Even Uber, which garnered praise for hiring local managers when it entered the Chinese market, has had trouble in China. Uber has had to fight state regulators, who have repeatedly raided the company’s offices, and faces a losing battle against its main competitor, Didi Chuxing (formerly known as Didi Kuaidi) that has the backing of both Alibaba and Tencent, giants of the Chinese Internet. Didi completes about seven million rides each day, compared to Uber’s one million rides per day in China. While those numbers are likely inflated, there’s no question that Didi dominates the Chinese market. Uber CEO Travis Kalanick may be willing to bleed $1 billion per year (you read that right) fighting; how long his backers will accept that drain is a separate matter.

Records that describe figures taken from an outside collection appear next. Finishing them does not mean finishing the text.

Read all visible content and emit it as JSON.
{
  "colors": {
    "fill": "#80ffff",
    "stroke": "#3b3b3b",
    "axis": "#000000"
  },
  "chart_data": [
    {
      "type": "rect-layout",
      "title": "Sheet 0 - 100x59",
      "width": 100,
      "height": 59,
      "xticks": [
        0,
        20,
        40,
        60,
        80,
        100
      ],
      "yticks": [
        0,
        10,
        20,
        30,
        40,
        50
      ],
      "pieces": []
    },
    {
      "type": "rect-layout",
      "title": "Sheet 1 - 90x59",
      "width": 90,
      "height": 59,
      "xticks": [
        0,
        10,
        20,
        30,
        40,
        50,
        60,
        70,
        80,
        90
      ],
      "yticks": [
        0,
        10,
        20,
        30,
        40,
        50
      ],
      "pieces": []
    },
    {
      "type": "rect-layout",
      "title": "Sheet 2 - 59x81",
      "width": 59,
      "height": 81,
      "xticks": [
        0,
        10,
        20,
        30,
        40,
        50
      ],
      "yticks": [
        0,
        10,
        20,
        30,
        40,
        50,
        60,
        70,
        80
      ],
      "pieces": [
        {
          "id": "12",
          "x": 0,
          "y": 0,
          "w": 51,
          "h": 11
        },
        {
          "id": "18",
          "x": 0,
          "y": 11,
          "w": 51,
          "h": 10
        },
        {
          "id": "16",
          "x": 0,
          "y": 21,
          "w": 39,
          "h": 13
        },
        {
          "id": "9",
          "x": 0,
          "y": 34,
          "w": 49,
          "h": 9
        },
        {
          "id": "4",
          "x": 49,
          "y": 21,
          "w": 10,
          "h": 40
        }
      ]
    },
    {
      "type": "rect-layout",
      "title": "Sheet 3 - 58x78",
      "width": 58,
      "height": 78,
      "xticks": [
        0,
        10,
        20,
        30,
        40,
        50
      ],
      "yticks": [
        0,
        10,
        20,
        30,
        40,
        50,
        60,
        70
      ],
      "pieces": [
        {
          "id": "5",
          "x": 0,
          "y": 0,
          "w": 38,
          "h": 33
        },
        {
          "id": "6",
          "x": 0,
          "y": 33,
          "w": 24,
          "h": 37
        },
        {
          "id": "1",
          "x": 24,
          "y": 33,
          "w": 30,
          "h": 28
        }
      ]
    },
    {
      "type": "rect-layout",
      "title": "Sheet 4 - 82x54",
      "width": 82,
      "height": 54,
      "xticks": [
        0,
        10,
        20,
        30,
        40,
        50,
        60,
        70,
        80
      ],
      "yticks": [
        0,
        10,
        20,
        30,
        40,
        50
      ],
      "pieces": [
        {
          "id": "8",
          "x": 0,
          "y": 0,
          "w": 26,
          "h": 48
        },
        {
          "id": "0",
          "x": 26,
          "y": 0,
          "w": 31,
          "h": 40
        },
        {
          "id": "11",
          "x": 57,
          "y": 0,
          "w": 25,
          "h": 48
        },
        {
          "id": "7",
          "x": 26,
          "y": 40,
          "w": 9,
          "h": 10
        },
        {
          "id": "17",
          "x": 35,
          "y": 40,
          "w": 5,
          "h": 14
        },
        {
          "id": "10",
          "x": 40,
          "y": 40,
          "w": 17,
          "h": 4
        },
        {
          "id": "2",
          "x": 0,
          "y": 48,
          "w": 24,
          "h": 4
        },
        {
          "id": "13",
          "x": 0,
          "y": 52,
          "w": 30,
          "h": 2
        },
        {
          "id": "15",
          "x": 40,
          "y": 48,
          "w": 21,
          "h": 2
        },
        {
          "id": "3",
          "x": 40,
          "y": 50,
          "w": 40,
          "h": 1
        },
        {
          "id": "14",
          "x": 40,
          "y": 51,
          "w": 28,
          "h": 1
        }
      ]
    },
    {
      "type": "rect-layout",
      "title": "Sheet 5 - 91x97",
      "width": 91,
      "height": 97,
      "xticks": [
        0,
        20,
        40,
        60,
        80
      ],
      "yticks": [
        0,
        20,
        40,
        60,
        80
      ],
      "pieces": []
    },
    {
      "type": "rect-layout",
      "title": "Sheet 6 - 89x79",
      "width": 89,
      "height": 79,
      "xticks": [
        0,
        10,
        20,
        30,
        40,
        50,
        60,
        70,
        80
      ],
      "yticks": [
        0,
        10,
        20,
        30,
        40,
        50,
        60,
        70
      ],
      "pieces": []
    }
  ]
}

Even if Facebook were to make it in the Chinese market, at what cost would it come, not only in cash but in reputation? Yahoo, Microsoft, Apple have all suffered from this. Any time there’s been even the slightest suggestion that American companies are involved in Chinese censorship efforts, they’ve been widely derided in the press. And companies that stand up to the CCP, as Google did when it decided to withdraw from China in 2010, have been praised.
Is a market of 660 million Internet users worth the trouble? Mark Zuckerberg seems to think so. This history of Silicon Valley’s inroads into China suggests otherwise.